Once we gave the project a green light, Crewdson, a bear of a man and a brilliant reporter, traveled the country to report and write “Code Blue.” He filed Freedom of Information Act requests that generated documents exposing widespread discrepancies between FAA records involving in-flight illness reports and those on the airlines' own computers or in FAA records on emergency landings. He scrutinized coroner reports from counties in which airports were located to show how airlines avoided reporting an in-flight death by getting the body off the plane so the medical examiner would pronounce the passenger dead in the airport or on the jet bridge.

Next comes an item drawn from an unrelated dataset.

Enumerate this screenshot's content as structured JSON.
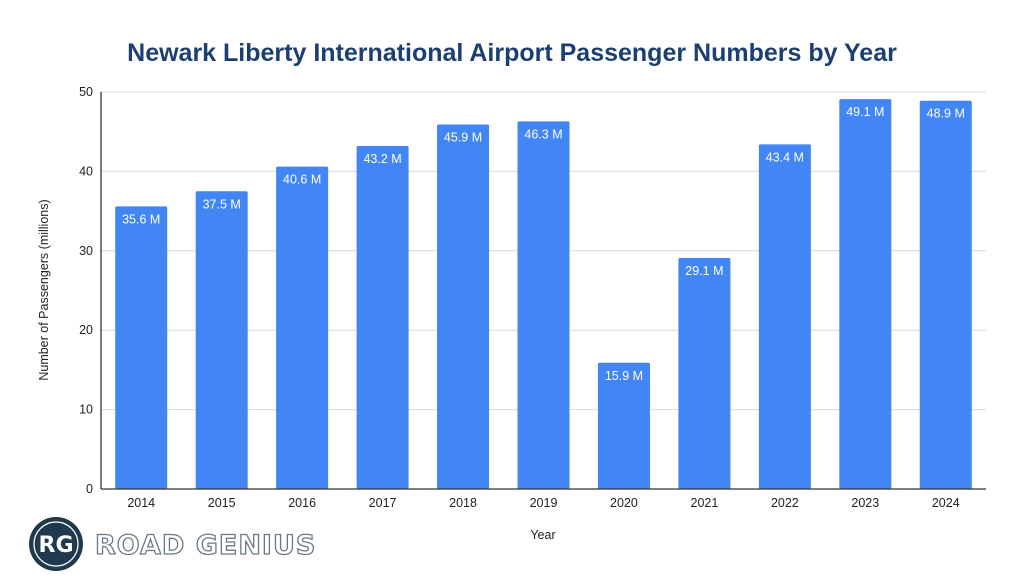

Readers of means and advertisers occasionally pressured us to back off a story or remove a journalist they found overly aggressive. But we absorbed that pressure. Crewdson later proposed we investigate child charities, the kind that ask you to send a small amount of money to
sponsor some doe-faced child in an impoverished country where a dollar is a dowry. He might as well have proposed a hit job on Bambi. Organizations like Save the Children Federation helped kids. They were considered good guys. Their boards were loaded with influential folks who wouldn't hesitate to use their muscle against some nosy reporter. But the organizations that Crewdson singled out had collected $850 million in donations over the prior four years, and Crewdson questioned whether the money really got to the kids or did any good. So we recruited Lisa Anderson, who had become a national correspondent, Michael Tackett, from the Washington Bureau, and several other
Tribune
reporters to sponsor twelve kids with four charities—Save the Children, Childreach, the Christian Children's Fund, and Children International. The reporters used their own names as sponsors and sent in contributions, usually about $20 a month, for two years, sponsoring kids in some of the world's most remote places. The charities sent our reporter-donors heart-tugging pictures of their children with feel-good narratives spelling out how so little out of their pockets did so much good.